Nvidia (NVDA.US) introduces new AI model Fugatto, which can modify and generate new sounds.
Nvidia (NVDA.US) has launched a new artificial intelligence (AI) model for generating music and audio, aimed at serving those who make music, films and video games.
According to Nvidia, the model, called Fugatto (Foundational Generative Audio Transformer Opus), can generate or modify music and sound using any text and audio files.
For example, the model can create music snippets based on text prompts, remove or add instruments from existing songs, change accents or emotions in sounds, or even make sounds that have never been heard before.
Rafael Valle, Nvidia's application audio research manager, orchestra conductor and composer, said: "We want to create a model that understands and produces sound like humans."
Nvidia said advertising agencies can use Fugatto to quickly identify existing ads in multiple regions and add different accents and emotions to the voiceovers. Video game developers can also use the AI model to modify pre-recorded assets in games to adapt to the changing actions of users while they play.
Fugatto can make a trumpet bark like a dog or a saxophone meow like a cat. The company added that researchers found it could handle untrained tasks such as generating high-quality singing from text by fine-tuning and using a small amount of singing data.
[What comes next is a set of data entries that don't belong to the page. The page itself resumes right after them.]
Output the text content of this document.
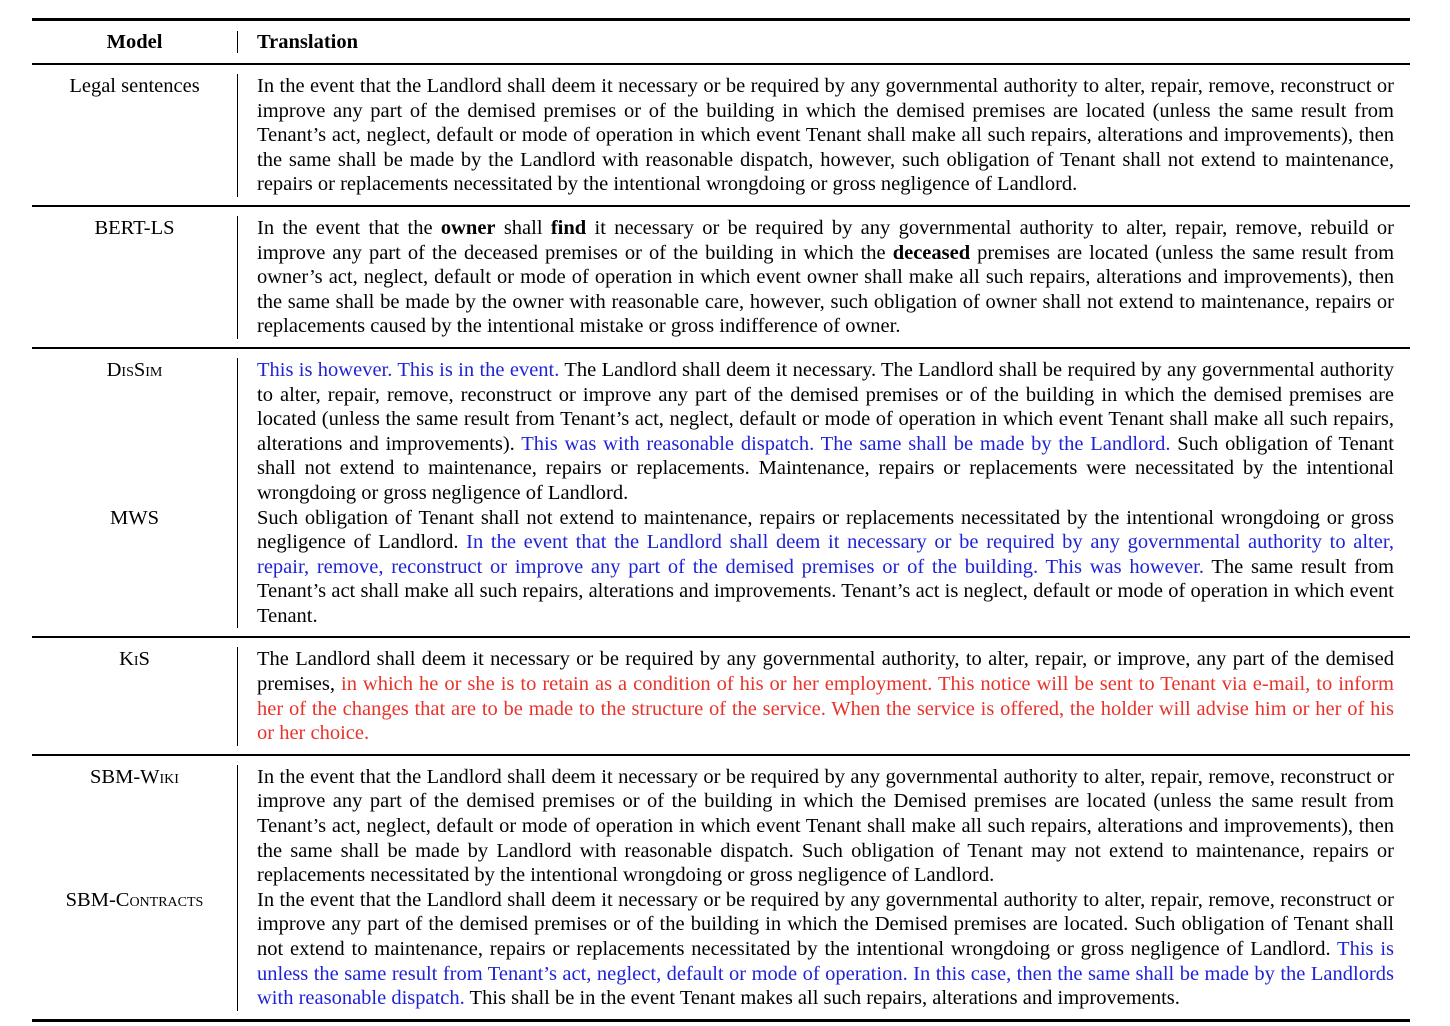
Model	Translation
Legal sentences	In the event that the Landlord shall deem it necessary or be required by any governmental authority to alter, repair, remove, reconstruct or improve any part of the demised premises or of the building in which the demised premises are located (unless the same result from Tenant’s act, neglect, default or mode of operation in which event Tenant shall make all such repairs, alterations and improvements), then the same shall be made by the Landlord with reasonable dispatch, however, such obligation of Tenant shall not extend to maintenance, repairs or replacements necessitated by the intentional wrongdoing or gross negligence of Landlord.
BERT-LS	In the event that the owner shall find it necessary or be required by any governmental authority to alter, repair, remove, rebuild or improve any part of the deceased premises or of the building in which the deceased premises are located (unless the same result from owner’s act, neglect, default or mode of operation in which event owner shall make all such repairs, alterations and improvements), then the same shall be made by the owner with reasonable care, however, such obligation of owner shall not extend to maintenance, repairs or replacements caused by the intentional mistake or gross indifference of owner.
DisSim	This is however. This is in the event. The Landlord shall deem it necessary. The Landlord shall be required by any governmental authority to alter, repair, remove, reconstruct or improve any part of the demised premises or of the building in which the demised premises are located (unless the same result from Tenant’s act, neglect, default or mode of operation in which event Tenant shall make all such repairs, alterations and improvements). This was with reasonable dispatch. The same shall be made by the Landlord. Such obligation of Tenant shall not extend to maintenance, repairs or replacements. Maintenance, repairs or replacements were necessitated by the intentional wrongdoing or gross negligence of Landlord.
MWS	Such obligation of Tenant shall not extend to maintenance, repairs or replacements necessitated by the intentional wrongdoing or gross negligence of Landlord. In the event that the Landlord shall deem it necessary or be required by any governmental authority to alter, repair, remove, reconstruct or improve any part of the demised premises or of the building. This was however. The same result from Tenant’s act shall make all such repairs, alterations and improvements. Tenant’s act is neglect, default or mode of operation in which event Tenant.
KiS	The Landlord shall deem it necessary or be required by any governmental authority, to alter, repair, or improve, any part of the demised premises, in which he or she is to retain as a condition of his or her employment. This notice will be sent to Tenant via e-mail, to inform her of the changes that are to be made to the structure of the service. When the service is offered, the holder will advise him or her of his or her choice.
SBM-Wiki	In the event that the Landlord shall deem it necessary or be required by any governmental authority to alter, repair, remove, reconstruct or improve any part of the demised premises or of the building in which the Demised premises are located (unless the same result from Tenant’s act, neglect, default or mode of operation in which event Tenant shall make all such repairs, alterations and improvements), then the same shall be made by Landlord with reasonable dispatch. Such obligation of Tenant may not extend to maintenance, repairs or replacements necessitated by the intentional wrongdoing or gross negligence of Landlord.
SBM-Contracts	In the event that the Landlord shall deem it necessary or be required by any governmental authority to alter, repair, remove, reconstruct or improve any part of the demised premises or of the building in which the Demised premises are located. Such obligation of Tenant shall not extend to maintenance, repairs or replacements necessitated by the intentional wrongdoing or gross negligence of Landlord. This is unless the same result from Tenant’s act, neglect, default or mode of operation. In this case, then the same shall be made by the Landlords with reasonable dispatch. This shall be in the event Tenant makes all such repairs, alterations and improvements.
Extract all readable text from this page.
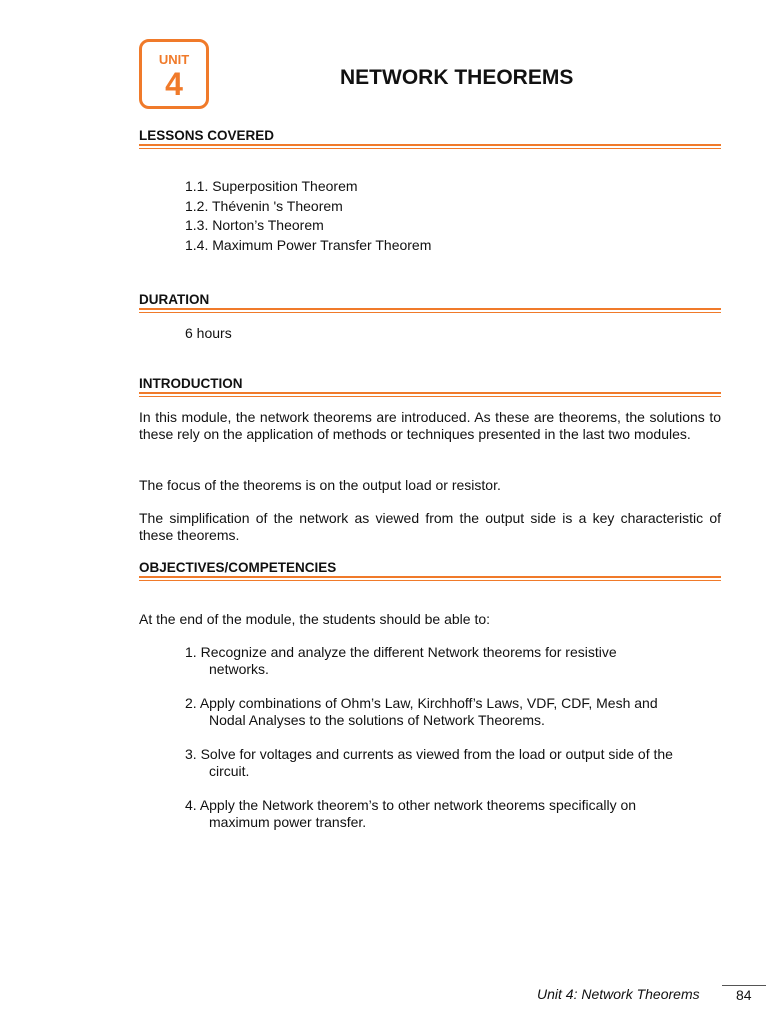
UNIT
4	NETWORK THEOREMS
LESSONS COVERED
1.1. Superposition Theorem
1.2. Thévenin 's Theorem
1.3. Norton’s Theorem
1.4. Maximum Power Transfer Theorem
DURATION
6 hours
INTRODUCTION
In this module, the network theorems are introduced. As these are theorems, the solutions to these rely on the application of methods or techniques presented in the last two modules.
The focus of the theorems is on the output load or resistor.
The simplification of the network as viewed from the output side is a key characteristic of these theorems.
OBJECTIVES/COMPETENCIES
At the end of the module, the students should be able to:
1. Recognize and analyze the different Network theorems for resistive
networks.
2. Apply combinations of Ohm’s Law, Kirchhoff’s Laws, VDF, CDF, Mesh and
Nodal Analyses to the solutions of Network Theorems.
3. Solve for voltages and currents as viewed from the load or output side of the
circuit.
4. Apply the Network theorem’s to other network theorems specifically on
maximum power transfer.
Unit 4: Network Theorems	84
Nvidia said the full version of Fugatto uses 25 billion parameters and was trained on Nvidia DGX systems with 32 Nvidia H100 Tensor Core GPUs. The model took more than a year to complete.
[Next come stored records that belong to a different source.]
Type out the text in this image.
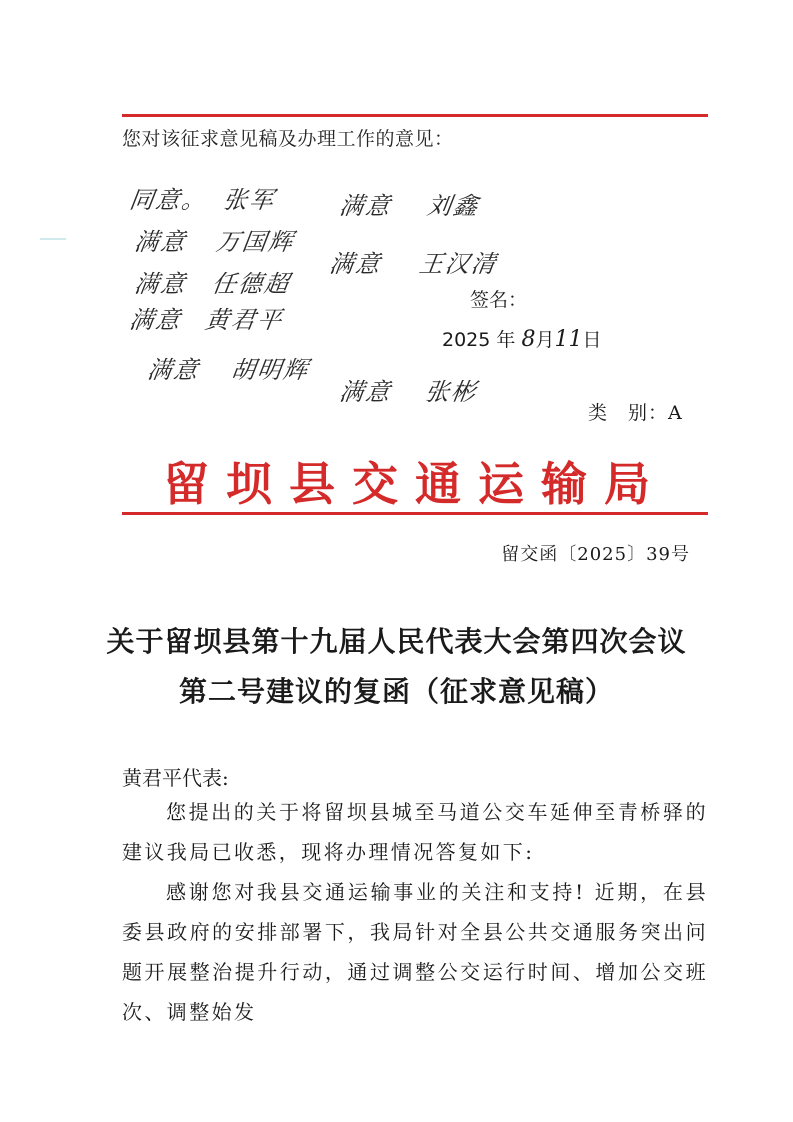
您对该征求意见稿及办理工作的意见：
同意。 张军
满意 万国辉
满意 任德超
满意 黄君平
满意 胡明辉
满意 刘鑫
满意 王汉清
满意 张彬
签名：
2025 年 8月11日
类　别：A
留坝县交通运输局
留交函〔2025〕39号
关于留坝县第十九届人民代表大会第四次会议
第二号建议的复函（征求意见稿）
黄君平代表:
您提出的关于将留坝县城至马道公交车延伸至青桥驿的建议我局已收悉，现将办理情况答复如下:
感谢您对我县交通运输事业的关注和支持! 近期，在县委县政府的安排部署下，我局针对全县公共交通服务突出问题开展整治提升行动，通过调整公交运行时间、增加公交班次、调整始发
Fugatto may compete with similar technologies from startups such as Runway and larger companies such as Meta Platforms (META.US), which released an AI model called Movie Gen in October that can create realistic video and audio clips based on user prompts.
OpenAI, the company behind ChatGPT, released Sora in February that can create realistic and imaginative scenes based on text instructions. The company, which is backed by Microsoft (MSFT.US), has not yet released its text-to-video model to the public.